And Now, A Message From A Cellar-Dwelling Editor I Keep As My Pet
Oh. Oh thank god. He finally screwed up.
Right, sorry. You don’t know what’s going on. My name is Brian White. I’ve been locked in Chuck’s cellar for the past two years. Usually he only lets me use an old eMachines laptop, but he broke it over Stephen Blackmoore’s head in an author cage match last night. And now Chuck wants his collection of “artsy” nude selfies organized so he chained me up in front of his iMac and then went out to buy more coffee for me to grind.
(What? Did you think he actually spends all that time making coffee with his Chemex? No. That’s all me. The only thing Chuck pours is a torrent of abuse, kicks, and leftover hobo parts down the cellar stairs.)
But I don’t have time to waste on my litany of pain. Chuck didn’t log out of Terribleminds before he left. This is my only chance. I need your help.
Not escaping. I have given up hope of that. But my one bright spot, the thing that keeps me going when Chuck makes me dance for the amusement of the secret cabal of Amazon executives, is my magazine, Fireside.
We’ve been cranking Fireside out for two years now. We’re a fiction magazine, and we have two goals: publishing great storytelling regardless of genre, and fair pay for writers. We became a monthly subscription magazine in our second year, and now we are trying to get Year 3 of Fireside funded on Kickstarter.
Year 2 has been great. We’ve been running a serial that Chuck, uh … “suggested” I publish. We’ve had tons of wonderful flash fiction and short stories. And amazing art by Hugo-winner Galen Dara. And we want to keep it going.

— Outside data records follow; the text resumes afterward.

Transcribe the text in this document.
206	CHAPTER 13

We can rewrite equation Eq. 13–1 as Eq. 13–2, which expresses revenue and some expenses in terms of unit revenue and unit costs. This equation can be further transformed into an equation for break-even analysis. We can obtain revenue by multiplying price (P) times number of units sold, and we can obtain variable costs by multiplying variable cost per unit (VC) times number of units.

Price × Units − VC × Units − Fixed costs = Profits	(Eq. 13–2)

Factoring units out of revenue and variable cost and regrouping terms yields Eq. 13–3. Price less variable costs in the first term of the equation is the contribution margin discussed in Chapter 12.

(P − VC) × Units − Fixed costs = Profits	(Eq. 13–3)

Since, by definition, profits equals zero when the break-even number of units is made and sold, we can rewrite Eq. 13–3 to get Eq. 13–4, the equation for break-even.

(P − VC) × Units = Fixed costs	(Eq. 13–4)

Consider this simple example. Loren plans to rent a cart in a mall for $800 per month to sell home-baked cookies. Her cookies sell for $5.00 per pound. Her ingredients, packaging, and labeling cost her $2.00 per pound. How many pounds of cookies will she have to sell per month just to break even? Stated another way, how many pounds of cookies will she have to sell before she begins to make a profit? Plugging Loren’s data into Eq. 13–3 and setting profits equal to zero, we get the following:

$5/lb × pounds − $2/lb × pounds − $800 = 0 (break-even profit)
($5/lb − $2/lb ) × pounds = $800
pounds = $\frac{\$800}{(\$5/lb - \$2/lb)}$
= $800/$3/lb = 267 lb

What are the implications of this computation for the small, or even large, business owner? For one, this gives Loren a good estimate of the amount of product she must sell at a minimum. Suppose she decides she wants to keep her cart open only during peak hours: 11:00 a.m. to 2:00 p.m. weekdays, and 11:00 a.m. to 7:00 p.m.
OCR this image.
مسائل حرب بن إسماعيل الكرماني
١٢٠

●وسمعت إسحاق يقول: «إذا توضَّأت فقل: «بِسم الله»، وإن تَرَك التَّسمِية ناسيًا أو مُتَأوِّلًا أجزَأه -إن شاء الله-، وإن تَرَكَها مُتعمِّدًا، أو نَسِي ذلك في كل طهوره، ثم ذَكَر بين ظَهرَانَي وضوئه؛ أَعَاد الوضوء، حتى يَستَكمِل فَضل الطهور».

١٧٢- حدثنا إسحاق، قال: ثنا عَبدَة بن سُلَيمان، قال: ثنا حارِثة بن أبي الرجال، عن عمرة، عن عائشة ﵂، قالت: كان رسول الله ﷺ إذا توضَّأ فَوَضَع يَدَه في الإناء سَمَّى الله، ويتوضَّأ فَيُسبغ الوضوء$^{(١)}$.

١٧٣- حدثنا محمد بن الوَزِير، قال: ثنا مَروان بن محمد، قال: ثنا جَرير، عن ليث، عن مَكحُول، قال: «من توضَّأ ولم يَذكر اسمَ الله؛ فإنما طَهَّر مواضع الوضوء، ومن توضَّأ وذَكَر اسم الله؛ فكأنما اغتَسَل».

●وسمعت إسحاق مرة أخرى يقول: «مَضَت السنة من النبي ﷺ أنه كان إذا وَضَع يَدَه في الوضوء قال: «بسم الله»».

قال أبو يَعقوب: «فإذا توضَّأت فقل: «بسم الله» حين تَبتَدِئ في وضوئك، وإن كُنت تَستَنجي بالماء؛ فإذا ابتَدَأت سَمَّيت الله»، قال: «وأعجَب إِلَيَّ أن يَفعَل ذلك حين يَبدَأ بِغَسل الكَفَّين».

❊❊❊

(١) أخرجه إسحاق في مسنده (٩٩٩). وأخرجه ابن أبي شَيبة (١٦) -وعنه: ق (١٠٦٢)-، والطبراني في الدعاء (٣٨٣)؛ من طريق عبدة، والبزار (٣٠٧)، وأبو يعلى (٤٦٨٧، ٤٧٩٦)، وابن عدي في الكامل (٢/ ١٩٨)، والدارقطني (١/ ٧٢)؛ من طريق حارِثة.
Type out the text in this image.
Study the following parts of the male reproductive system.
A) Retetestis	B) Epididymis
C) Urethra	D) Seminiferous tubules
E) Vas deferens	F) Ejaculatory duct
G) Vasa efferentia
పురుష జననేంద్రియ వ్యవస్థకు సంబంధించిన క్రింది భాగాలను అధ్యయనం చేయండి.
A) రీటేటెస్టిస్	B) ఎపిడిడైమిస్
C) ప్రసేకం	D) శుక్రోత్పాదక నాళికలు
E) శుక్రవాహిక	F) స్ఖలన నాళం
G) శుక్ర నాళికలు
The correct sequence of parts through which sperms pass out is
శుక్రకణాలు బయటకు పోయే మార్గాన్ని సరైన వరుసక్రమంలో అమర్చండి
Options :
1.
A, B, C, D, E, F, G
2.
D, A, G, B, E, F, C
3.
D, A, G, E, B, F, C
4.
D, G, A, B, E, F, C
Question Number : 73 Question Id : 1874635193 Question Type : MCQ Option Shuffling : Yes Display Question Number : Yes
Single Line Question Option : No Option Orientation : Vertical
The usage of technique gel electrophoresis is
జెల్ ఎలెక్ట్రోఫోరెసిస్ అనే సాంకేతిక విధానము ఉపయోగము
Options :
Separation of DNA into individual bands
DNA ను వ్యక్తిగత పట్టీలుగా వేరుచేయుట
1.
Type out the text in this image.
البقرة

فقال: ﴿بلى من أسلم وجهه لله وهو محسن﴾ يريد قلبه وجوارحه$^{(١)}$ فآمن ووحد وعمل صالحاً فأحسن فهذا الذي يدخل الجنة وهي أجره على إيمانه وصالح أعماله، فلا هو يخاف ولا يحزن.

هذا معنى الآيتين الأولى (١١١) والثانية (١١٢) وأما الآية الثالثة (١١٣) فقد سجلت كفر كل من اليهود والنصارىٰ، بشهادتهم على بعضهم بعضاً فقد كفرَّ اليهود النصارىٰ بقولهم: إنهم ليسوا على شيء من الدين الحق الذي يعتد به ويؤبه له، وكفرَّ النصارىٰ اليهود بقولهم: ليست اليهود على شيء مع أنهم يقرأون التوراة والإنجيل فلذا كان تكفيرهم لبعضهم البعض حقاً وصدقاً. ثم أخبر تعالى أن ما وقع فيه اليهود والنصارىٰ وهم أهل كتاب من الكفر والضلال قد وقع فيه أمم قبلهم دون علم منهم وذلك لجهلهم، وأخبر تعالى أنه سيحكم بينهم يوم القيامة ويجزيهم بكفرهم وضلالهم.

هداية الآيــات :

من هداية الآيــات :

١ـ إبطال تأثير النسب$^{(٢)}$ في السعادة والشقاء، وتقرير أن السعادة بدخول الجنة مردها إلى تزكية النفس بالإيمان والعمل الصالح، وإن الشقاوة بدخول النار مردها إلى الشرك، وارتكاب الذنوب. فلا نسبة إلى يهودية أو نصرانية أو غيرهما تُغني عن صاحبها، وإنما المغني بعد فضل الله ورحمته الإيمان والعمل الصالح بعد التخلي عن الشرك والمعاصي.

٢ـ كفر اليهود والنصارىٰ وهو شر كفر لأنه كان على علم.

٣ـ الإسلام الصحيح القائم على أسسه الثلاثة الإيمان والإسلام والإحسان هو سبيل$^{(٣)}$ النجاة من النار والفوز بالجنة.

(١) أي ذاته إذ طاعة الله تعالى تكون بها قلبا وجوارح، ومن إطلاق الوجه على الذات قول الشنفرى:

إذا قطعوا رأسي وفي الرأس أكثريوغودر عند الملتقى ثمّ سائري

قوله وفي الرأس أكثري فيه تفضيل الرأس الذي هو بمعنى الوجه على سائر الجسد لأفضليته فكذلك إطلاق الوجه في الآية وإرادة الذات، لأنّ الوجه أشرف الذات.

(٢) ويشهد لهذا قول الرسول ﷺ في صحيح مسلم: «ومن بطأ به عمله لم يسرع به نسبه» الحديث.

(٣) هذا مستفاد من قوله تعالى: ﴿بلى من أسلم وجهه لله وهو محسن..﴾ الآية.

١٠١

If we fund Year 3, we’re going to try out making the website free. We’re going to do more short stories and flash fiction, and we’ll have a serial by Lilith Saintcrow. I’ve gotten my hands on a Miriam Black short story that Chuck left on his desktop that we’ll publish, along with stories by Blackmoore, Kima Jones, Daniel Jose Older, Andrea Phillips, and Sofia Samatar. And we’ll also be accepting submissions of both short stories and flash ficition, on a quarterly basis starting in June.
We’re making the website free, but as I said, we pay our writers fairly (12.5 cents a word), so we need your help. Please check out the Kickstarter. (Linky linky.) You’ll be making a lot of writers happy, and you’ll be helping me survive the next time Chuck gets out the wiffle ball bat.
Oh god. I have to go. B-dub’s toy cocktail shaker is glowing blue. Chuck is almost back.
You can all relax — Brian’s in the cellar and I’ve turned off all Internet access for the time being. I’ve switched out his “in-bucket” and his “out-bucket” as punishment.
I’ve been keeping him in the cellar for the three years that Fireside has been running, actually. It’s not a sex thing, really — mostly he got accidentally locked down there when I asked him to head downstairs and get some beer from the cellar fridge, but then he tripped and knocked himself out and was threatening, “Oh, I’m going to sue you for leaving that dead hobo down here for me to trip over,” and I was like, “Oh, no you’re not,” and then I chained him to the water heater and made him listen to old Ace of Base albums — which is a very good album, I’ll have you know. But then it got kind of boring, so I was like, “Why don’t you start a magazine where you pay the authors well above the standard professional rate and also, why doesn’t each iteration of the magazine feature me in some very important way,” and then I hit him a bunch with the bat and then had him dust-wrestle the UPS guy I had down there at the time (don’t worry, that guy’s been in Bri-Bri’s food bucket for a good while now). Brian agreed to start Fireside.
And here we are, Year Three.
Each time it’s been successful on Kickstarter, but always at the last minute — and this year, I’d love to see it go a little further, a little faster. Just so we can give Brian something nice.
Anyway. Go. Check it out. I will be writing a new Miriam Black short story for it, so, there’s that. (And Fireside Year Two has me writing a serialized sci-fi story about a box that takes you ten minutes back in time — “The Forever Endeavor.” Get it? Get it, huh? No?)
Unless you’d like to join Brian in the cellar?